I'd argue this is the correct implementation. It seems like the collector is trying to interpret the type of the env var value and injecting a string representation of the interpreted type. If this is indeed the case, I'm not sure what the advantage of this could be.
It seems like the collector is trying to interpret the type of the env var value and injecting a string representation of the interpreted type. If this is indeed the case, I'm not sure what the advantage of this could be.
Oh, it's (better|worse) than that. It's not injecting a string representation of the interpreted type, it is evaluating the contents of the environment variable as a YAML document and injecting the resulting value in the place where the placeholder had been, potentially as a structure in its own right. This is wonderful if you want to have entire chunks of your configuration injected from environment variables. Not so much when you need to ensure a value is treated as a string.

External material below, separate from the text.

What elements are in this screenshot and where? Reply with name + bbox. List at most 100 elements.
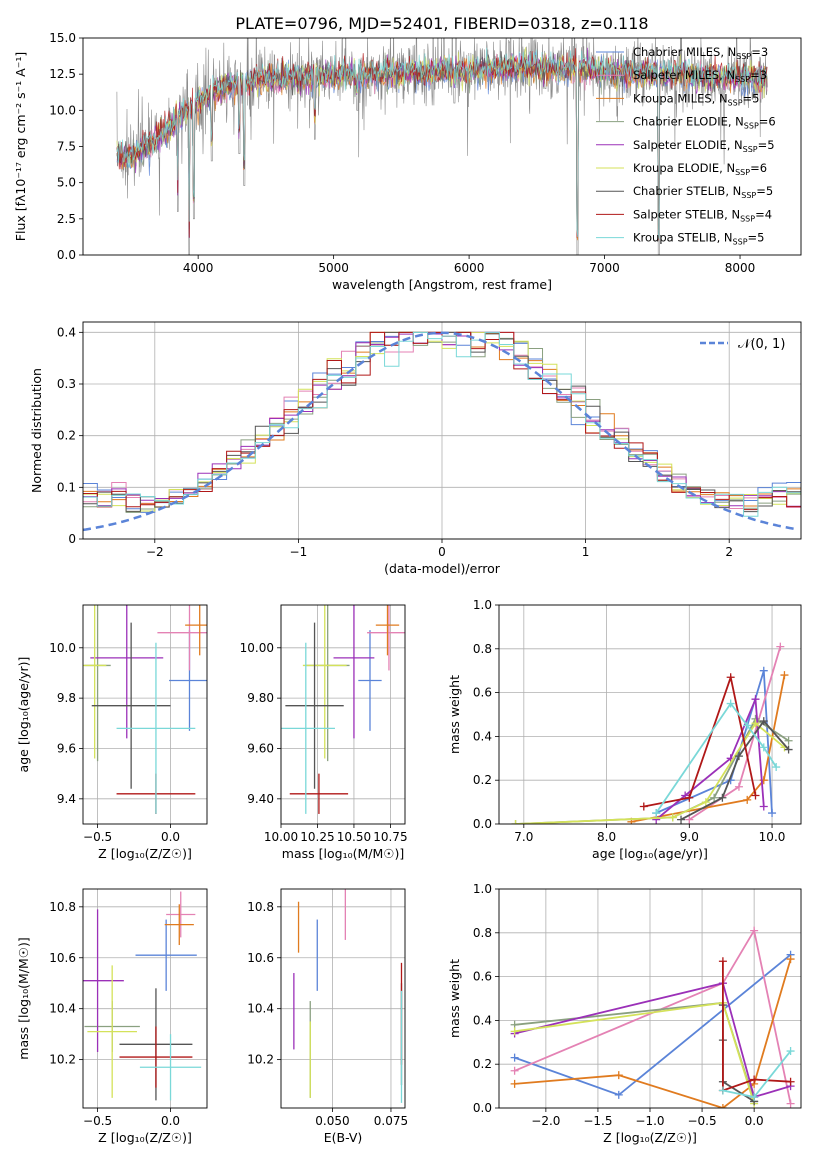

I need more time to catch up with this discussion, but I think the particular case Anthony is referring to is problematic for the Collector since the attributes processor has an any type in this field, which doesn't play nicely when you want to have a particular type. I am honestly not sure what the spec would say in this particular situation.
Also note that the Collector does not do this exactly
it is evaluating the contents of the environment variable as a YAML document and injecting the resulting value in the place where the placeholder had been, potentially as a structure in its own right.
Depending on the value, it may instead be keeping two possible representations of the value: both a string and the result of unmarshaling said string into an any type, and then use the target type to decide which one of the two representations to use. This is not exactly what the spec says but I (incorrectly?) assumed it would lead to the same behavior.
As I said, I'll catch up and give a proper reply here once I have done so.